British family with 21 children, and the mother pregnant

            Elon Musk has stated “…population collapse due to low birth rates is a much bigger risk to civilization than global warming.” Musk is doing his part to prevent collapse—he’s fathered 14 children with multiple women.

            Musk is concerned because people are having smaller families and that we’re living longer. Apparently, he worries that there will not be enough workforce to do all the labor that society needs to continue. My interpretation is that he fears that the supply of cheap labor will diminish.

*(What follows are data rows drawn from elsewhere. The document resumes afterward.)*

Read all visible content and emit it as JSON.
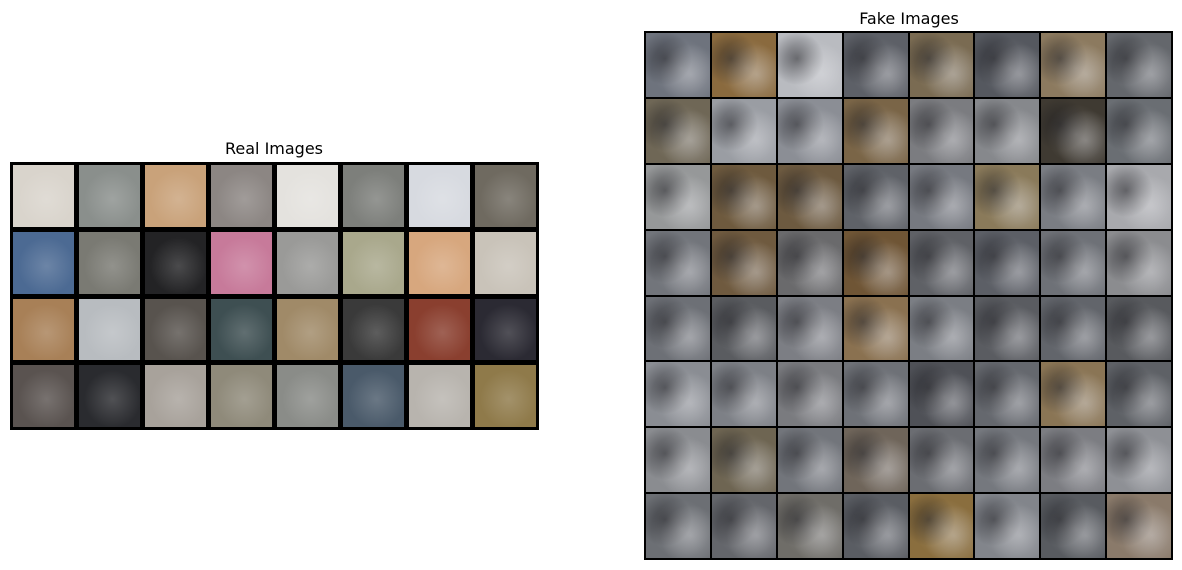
{
  "real": {
    "title": "Real Images",
    "rows": 4,
    "cols": 8,
    "tiles": [
      "#d9d4cc",
      "#8a8f8c",
      "#c9a27a",
      "#8c8683",
      "#e4e2de",
      "#7d7f7b",
      "#d7dae0",
      "#6f6a60",
      "#4c6a93",
      "#7a7a73",
      "#232325",
      "#c77a9a",
      "#9a9a98",
      "#a9a88c",
      "#d7a77e",
      "#c9c3b9",
      "#a88057",
      "#b8bcc0",
      "#58534e",
      "#3e4f52",
      "#a08a68",
      "#3a3a3a",
      "#8a3f2f",
      "#2b2a33",
      "#5a5350",
      "#2a2b2f",
      "#a8a29b",
      "#8f8a7a",
      "#8a8c88",
      "#4a5a6a",
      "#b8b4ae",
      "#8f7a4a"
    ]
  },
  "fake": {
    "title": "Fake Images",
    "rows": 8,
    "cols": 8,
    "tiles": [
      "#6e737d",
      "#8a6a3e",
      "#b9bbc0",
      "#5d6067",
      "#7a6b52",
      "#55585f",
      "#8c7a5f",
      "#64676c",
      "#6f6756",
      "#9a9da3",
      "#8b8e95",
      "#7a6547",
      "#7b7c80",
      "#86888c",
      "#3f3a32",
      "#6a6e73",
      "#969899",
      "#6e5a3e",
      "#6d5a40",
      "#5f6268",
      "#767980",
      "#8a7a5a",
      "#7a7d83",
      "#a8a9ad",
      "#72757b",
      "#6f5a3f",
      "#6a6a6c",
      "#6f5535",
      "#5f6166",
      "#5c5f66",
      "#6e7177",
      "#8b8c8f",
      "#6d7076",
      "#5a5c60",
      "#7c7e84",
      "#8a7150",
      "#7b7e84",
      "#5a5c61",
      "#62656b",
      "#585a5e",
      "#8a8d93",
      "#7d8086",
      "#7a7b7f",
      "#6e7177",
      "#4f5157",
      "#65686e",
      "#8a7555",
      "#5e6166",
      "#8a8c90",
      "#6e6552",
      "#72757b",
      "#6f655a",
      "#6b6d72",
      "#75787e",
      "#7c7d82",
      "#8e9095",
      "#6c6f74",
      "#64666b",
      "#6f6d68",
      "#5a5d63",
      "#8a6e3e",
      "#82858b",
      "#585b60",
      "#8a7a6a"
    ]
  }
}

            This is reminiscent of the mudsill theory. The “mudsill” is the lowest part of a building, and also refers to the lowest class of people in a society. It is the belief that there always has been, and must be, an underclass to work for the upper classes. This theory was developed by a South Carolina state senator in 1858 as an effort to justify slavery. I fear that Musk and many politicians live in a billionaire’s bubble, and that they believe that the rest of us are needed to support them. They are unaware of the importance of the natural world, let alone the needs and wishes of normal people.

            A new magazine for women, Evie, stresses classical femininity vs. feminism. Along with Evie you can get an app “28 Cycle, Period, Wellness” which women can use to predict ovulation—but shouldn’t. It is unreliable at predicting a woman’s fertile time, and should only be used with another contraceptive method. However, Evie’s originators also push “Birth Control Detox”, which contains several expensive herbs. They want you to fear hormonal birth control. I wonder how many subscribers to Evie who use “28” end up with unintended pregnancies.

            Much that women have to control their fertility is being taken away. There are many barriers now, including pressure to have more children. They distrust contraception (even though it’s much safer than childbearing). Furthermore, access to safe abortion care is absent in many states—and in La Plata County.

            Durango is not immune from these pressures. Planned Parenthood has closed the clinic where I worked for 40 years. A person can get telemedicine services elsewhere and receive the abortion medication by mail. For later or procedural abortions, the nearest clinic is a 4+ hour drive.

            In addition to performing abortions for unintended pregnancies, (including some that resulted from rape or incest), PP offered many other reproductive health services for women and men. These included: diagnosis and treatment of infections, prescribing birth control and cancer screening such as Pap smears. All these medical services were discounted in price or free, depending on a person’s ability to pay.

            I remember Claire, an older woman, whom I met at PP. She had had a Pap suspicious for cancer and thought she couldn’t pay for a private doctor. At my office I did a procedure at no charge that showed that she had an unusual type of cancer. She had radical surgery in Denver and was cured. Without her Pap at PP she would have died from the cancer.

            One of the best times for a woman to start birth control is in the hospital, after giving birth. In addition to placing an IUD postpartum, it is easy to do a tubal ligation after birth by cesarean, if that is what a woman wants. Both of these are not possible at Mercy Hospital because of the pronatalist Ethical and Religious Directives for Catholic Health Care Services.

            Although Colorado is a safe haven for abortion care, La Plata County doesn’t reflect that. In addition, there is increasing social pressure to have children. Perhaps the very worst is that politics, medical care and religion have gotten mixed up, as opposed to the spirit of our Constitution’s Bill of Rights: “Congress shall make no law respecting an establishment of religion, or prohibiting the free exercise thereof….” Incidentally, the Bill of Rights says nothing against the president establishing a religion.